This coming Monday is Presidents Day!
This vacation is especially noteworthy in that no person appears to know how you can punctuate it. For instance, USA Immediately appears to suppose it’s “President’s Day,” though their very personal headline explains why that is improper:

Come on, it’s for ALL PRESIDENTS! If it was simply “President’s Day” then we’d solely be honoring one president at a time. I don’t know the way that will work, although possibly we might spin an enormous wheel yearly:

There’s a lotta attention-grabbing facial hair on that wheel:

Others with a firmer grasp on apostrophe utilization go along with “Presidents’ Day:”

Although whereas that is technically appropriate I believe “Presidents Day” might be your best option, for the next causes:
It’s the protected alternative in that it eliminates the danger of a misplaced apostrophe
The apostrophe is possessive, however the vacation doesn’t belong to the presidents (virtually all of whom are too useless to take pleasure in it anyway), it belongs to us!
Saves weight and is extra aero
I suppose what I’m getting at is that I received’t be updating this net go online President’s’s Day, or the day after that, or the day after that, or the day after that, or the day after that. And by then it will likely be the weekend, and so I’ll be again right here on Monday, February twenty fourth at which level I’ll resume common updates. The explanation for that is that the faculties are closed all subsequent week, and so I’m taking the entire household tenting at Mount Rushmore in Teddy Roosevelt’s nostril.
Oh, and glad Valentine’s Day–or Valentines’ Day should you’re polyamorous:

[Talk about wayward apostrophes…]
Sure, it’s that magical time of yr after we have fun each love and presidents, and massive, large financial savings on automobiles and vehicles collide.
Anyway, if you end up at unfastened ends subsequent week, possibly you’ll be able to benefit from your idle time by studying how you can clear your bike:

Is how you can clear a motorcycle one thing folks actually battle with? That is like when Kramer didn’t know how you can take a bathe:

Apparently no person ever taught him how you can wash his bike, identical to no person ever taught him to…brush his tooth?

Ah, proper, this can be a British publication.
Apparently the primary drawback he’s having is that he’s by no means heard of gloves:

Or possibly he has, however no person ever taught him how you can put them on:

Nicely, hopefully he figures it out quickly, as a result of there’s nothing worse for the setting than using a unclean bicycle:

Towards my higher judgment I clicked on the linked article, from which I discovered the next:

So principally don’t have a house, don go away the house you don’t have, don’t do something, and don’t eat something. Why don’t they simply come proper out and inform you to kill your self?
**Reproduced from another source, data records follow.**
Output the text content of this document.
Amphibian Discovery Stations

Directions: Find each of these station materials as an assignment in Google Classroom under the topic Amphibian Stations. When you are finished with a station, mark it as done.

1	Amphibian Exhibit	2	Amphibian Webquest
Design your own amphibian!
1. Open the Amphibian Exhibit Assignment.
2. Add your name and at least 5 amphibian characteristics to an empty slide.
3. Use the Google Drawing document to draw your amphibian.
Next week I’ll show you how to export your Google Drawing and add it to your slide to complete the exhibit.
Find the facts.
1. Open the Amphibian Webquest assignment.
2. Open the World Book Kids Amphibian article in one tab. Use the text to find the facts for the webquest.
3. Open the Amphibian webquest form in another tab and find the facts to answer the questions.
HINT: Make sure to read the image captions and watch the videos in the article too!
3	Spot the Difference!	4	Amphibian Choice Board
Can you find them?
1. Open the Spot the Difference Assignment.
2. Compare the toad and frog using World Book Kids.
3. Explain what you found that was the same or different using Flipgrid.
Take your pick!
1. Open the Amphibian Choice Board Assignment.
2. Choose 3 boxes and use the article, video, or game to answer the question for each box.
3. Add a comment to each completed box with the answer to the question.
In fact, should you do kill your self, simply ensure that to do it in an environmentally pleasant trend, ideally by burying your self alive on the native compositing web site.
Nonetheless, should you do selfishly insist on dwelling, ensure that to blather on about sustainability once you go to the native bike store:

I’m positive they’ll actually recognize it:

And emailing your favourite bike model is a fair higher thought, as a result of if there’s one factor the biking world wants it’s extra smug lectures from John Burke:

Nonetheless ready for the announcement that they’re going to cease promoting EPS foam helmets and plastic bicycles.
Till then, thanks for studying and journey protected, however simply be sure you achieve this on a clear bicycle. , for the planet. I’ll see you again right here on Monday, February twenty fourth.